Syed Moududi has issues with what he sees as divinisation of guide and servile mentality of disciples resulting in “the incapacity of all mental powers of discrimination and criticism of thinking and reasoning, and the disciple is completely obsessed with the guide’s personality and authority as if he were his Lord.”

Syed Moududi largely revives Ibn Taymiyyah’s classification of Sufis and accordingly seeks to:

Propagate what he sees as worth emulating. He follows Ibn Taymiyyah in listing such early Sufis as Fudayl bin ‘Ayyad, Ibrahim Adham, Ma’ruf Karkhl, in this camp.

Reject what is condemnable due to admixture of Greek and Stoic, Zoroastrian and Vedantic philosophies and incorporation of “monastic and yogic practices and customs and polytheistic ideas which recognises the Shan’ah, tariqah, and ma ‘rifah as independent and more often contradictory aspects of life, and which aims at training man for other purposes than training him for his duties as Allah’s vicegerent on the earth”

Purify or reform that which has “conjoined in it traits and features of both the first two kinds” and whose ends are more or less different from those desired and cherished by Islam” and fails to prepare man for his “duties of Allah’s vicegerency” or have “a comprehensive view of Religion,” or qualified to establish it.

The argument regarding certain pathologies creeping in in most of the people associated with the traditional institution of initiation chains, guide-disciple relationship and certain mystifying occultist and cultist framing besides tendency to indulge in states instead of working hard for perfection of virtues/ stations has been widely noted.

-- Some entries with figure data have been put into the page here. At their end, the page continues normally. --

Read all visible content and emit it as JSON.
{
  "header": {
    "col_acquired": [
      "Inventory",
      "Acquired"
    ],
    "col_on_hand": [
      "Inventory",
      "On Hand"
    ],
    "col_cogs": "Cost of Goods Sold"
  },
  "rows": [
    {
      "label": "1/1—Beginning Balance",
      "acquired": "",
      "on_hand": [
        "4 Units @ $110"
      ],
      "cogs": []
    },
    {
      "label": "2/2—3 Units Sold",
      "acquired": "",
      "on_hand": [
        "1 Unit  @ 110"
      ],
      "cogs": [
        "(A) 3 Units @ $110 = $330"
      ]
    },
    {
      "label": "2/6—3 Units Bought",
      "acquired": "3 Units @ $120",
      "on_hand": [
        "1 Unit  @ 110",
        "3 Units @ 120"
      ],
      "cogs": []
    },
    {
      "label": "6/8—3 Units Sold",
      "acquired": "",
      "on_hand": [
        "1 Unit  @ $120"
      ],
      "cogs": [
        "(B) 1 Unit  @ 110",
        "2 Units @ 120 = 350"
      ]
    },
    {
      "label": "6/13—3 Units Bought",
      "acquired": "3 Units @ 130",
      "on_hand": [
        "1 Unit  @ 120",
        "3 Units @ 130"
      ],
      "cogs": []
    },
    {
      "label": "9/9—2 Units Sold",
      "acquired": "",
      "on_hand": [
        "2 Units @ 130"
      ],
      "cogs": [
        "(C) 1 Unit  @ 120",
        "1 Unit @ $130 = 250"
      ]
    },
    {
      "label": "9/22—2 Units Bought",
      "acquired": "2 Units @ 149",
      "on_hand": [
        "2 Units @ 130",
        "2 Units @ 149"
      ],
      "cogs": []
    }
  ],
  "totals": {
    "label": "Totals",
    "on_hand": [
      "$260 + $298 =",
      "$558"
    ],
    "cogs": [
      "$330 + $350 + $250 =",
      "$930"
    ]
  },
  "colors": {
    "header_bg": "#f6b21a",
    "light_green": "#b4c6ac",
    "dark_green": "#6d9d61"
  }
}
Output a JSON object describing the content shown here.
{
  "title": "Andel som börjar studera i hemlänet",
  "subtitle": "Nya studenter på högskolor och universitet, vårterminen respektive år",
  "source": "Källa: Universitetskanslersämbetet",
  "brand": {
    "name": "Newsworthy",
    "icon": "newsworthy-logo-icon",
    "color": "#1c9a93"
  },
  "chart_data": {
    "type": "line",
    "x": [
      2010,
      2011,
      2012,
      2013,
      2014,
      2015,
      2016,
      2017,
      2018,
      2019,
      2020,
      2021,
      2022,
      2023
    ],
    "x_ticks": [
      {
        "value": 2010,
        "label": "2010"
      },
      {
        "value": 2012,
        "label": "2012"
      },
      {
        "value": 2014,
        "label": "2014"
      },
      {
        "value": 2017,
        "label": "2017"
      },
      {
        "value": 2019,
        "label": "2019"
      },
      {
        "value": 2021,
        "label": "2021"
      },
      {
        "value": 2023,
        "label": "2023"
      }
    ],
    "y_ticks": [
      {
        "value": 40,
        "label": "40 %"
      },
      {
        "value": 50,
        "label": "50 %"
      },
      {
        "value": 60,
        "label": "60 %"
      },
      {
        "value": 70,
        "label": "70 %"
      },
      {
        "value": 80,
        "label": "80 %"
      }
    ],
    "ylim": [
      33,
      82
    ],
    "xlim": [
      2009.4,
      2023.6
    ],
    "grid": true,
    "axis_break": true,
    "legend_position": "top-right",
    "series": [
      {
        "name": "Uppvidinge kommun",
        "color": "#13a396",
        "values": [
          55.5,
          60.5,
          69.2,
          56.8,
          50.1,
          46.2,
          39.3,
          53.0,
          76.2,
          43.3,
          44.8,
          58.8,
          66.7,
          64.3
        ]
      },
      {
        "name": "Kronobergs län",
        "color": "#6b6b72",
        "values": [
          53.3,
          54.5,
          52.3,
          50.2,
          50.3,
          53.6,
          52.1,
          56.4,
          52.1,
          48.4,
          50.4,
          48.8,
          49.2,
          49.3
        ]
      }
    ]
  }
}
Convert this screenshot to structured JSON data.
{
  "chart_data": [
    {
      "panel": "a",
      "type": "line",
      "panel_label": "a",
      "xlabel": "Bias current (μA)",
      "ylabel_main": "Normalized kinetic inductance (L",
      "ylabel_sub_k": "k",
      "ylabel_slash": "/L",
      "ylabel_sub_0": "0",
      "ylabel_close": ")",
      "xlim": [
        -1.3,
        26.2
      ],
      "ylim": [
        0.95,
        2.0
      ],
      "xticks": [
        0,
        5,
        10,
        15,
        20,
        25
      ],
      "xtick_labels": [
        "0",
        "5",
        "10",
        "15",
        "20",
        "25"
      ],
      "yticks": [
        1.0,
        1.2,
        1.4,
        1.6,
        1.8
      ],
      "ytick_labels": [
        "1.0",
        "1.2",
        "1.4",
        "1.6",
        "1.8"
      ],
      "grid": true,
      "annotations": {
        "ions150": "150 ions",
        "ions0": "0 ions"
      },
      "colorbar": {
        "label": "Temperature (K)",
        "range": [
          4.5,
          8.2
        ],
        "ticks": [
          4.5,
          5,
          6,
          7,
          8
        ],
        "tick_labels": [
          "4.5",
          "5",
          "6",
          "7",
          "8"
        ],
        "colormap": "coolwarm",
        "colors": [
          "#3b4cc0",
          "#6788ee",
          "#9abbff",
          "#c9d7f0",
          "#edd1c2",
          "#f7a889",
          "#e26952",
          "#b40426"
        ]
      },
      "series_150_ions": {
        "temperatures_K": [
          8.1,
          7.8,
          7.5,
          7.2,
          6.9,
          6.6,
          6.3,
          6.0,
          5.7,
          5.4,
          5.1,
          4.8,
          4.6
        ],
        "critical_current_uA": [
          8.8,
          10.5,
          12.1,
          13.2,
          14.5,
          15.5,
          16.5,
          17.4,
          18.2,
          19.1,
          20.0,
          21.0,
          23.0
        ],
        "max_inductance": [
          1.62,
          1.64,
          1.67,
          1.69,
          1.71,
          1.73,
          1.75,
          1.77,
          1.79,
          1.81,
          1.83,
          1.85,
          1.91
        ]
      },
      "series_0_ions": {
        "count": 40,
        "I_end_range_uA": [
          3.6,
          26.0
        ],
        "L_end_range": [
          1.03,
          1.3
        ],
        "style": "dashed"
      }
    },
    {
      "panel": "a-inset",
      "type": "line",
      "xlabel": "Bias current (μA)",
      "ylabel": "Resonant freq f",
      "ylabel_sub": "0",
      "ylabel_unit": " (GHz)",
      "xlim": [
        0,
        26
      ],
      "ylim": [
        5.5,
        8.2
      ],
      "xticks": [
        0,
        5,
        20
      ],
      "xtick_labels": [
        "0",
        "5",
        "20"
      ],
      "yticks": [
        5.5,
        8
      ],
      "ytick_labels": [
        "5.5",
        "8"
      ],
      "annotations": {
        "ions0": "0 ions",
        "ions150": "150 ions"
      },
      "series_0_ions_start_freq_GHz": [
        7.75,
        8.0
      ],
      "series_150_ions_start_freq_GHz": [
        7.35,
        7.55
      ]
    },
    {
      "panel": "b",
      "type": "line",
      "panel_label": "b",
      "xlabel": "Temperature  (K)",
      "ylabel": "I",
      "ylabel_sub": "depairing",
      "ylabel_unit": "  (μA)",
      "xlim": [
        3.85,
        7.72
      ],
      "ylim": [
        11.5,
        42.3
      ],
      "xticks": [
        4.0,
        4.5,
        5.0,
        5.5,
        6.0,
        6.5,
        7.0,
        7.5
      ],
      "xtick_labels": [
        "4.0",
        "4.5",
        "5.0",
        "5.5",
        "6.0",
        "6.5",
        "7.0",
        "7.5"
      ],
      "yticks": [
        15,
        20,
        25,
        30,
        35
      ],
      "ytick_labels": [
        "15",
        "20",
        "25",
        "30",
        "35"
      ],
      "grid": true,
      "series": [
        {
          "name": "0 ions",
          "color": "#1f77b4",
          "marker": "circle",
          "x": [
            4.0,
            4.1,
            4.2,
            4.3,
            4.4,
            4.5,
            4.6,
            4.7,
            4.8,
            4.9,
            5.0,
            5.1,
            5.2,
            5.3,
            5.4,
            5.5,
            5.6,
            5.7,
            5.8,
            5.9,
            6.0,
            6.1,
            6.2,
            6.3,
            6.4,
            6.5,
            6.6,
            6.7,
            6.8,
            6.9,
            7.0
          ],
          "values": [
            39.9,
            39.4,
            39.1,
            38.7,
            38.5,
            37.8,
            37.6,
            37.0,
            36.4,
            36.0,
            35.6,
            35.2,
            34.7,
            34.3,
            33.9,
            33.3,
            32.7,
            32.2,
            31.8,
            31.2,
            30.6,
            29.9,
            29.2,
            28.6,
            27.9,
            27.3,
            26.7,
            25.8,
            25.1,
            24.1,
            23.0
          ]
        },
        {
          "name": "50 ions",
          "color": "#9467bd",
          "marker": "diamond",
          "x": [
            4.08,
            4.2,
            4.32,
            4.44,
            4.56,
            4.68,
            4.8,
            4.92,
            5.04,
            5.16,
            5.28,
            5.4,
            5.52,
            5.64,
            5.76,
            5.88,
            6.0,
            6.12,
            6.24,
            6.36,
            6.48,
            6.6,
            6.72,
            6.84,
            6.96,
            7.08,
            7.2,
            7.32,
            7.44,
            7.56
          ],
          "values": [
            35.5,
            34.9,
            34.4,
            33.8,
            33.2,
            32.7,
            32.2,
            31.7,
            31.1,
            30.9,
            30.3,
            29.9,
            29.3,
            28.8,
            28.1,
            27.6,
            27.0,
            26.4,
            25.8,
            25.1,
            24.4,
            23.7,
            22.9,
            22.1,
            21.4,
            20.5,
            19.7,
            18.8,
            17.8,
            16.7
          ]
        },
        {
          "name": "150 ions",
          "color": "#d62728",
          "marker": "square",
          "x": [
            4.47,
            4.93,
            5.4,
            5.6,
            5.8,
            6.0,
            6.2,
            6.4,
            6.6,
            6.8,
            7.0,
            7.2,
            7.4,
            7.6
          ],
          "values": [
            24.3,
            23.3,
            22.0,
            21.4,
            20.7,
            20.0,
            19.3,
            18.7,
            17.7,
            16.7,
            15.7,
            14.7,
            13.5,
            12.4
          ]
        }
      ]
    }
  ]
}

Shariah, tariqah and marifa haven’t been conceived as independent in integral Sufism of great Sufi Masters but constitute a hierarchy in which subsequent terms embrace/transcend and not negate the prior ones. They are not contradictory either. Syed Moududi hasn’t corroborated his theses with compelling evidence. It is in the exposition of such Masters as Ibn Arabi that we find the most comprehensive ground for preparation of the role of vicegerancy of God. It appears Syed Moududi didn’t take enough trouble to refute what he considered antithetical doctrines of Sufis or engage very closely with any great Sufi metaphysician but he succeeded in translating/appropriating the core moral and spiritual content of Sufism understood as struggle with the lower self and perfection of virtues in the pages of his life and work.

One finds in Syed Moududi scholarship woefully inadequate attention to the problem of the mystical. One is compelled to conclude from a slim volume on the issue on Maulana Maududi and Tasawwuf published by Markazi Maktabai Islami and a few pages engaging with Sufism that lie scattered in various writings that although his was essentially positive estimate of the essence of tasawwuf, the work shows rather tangential and simplistic engagement with a great tradition.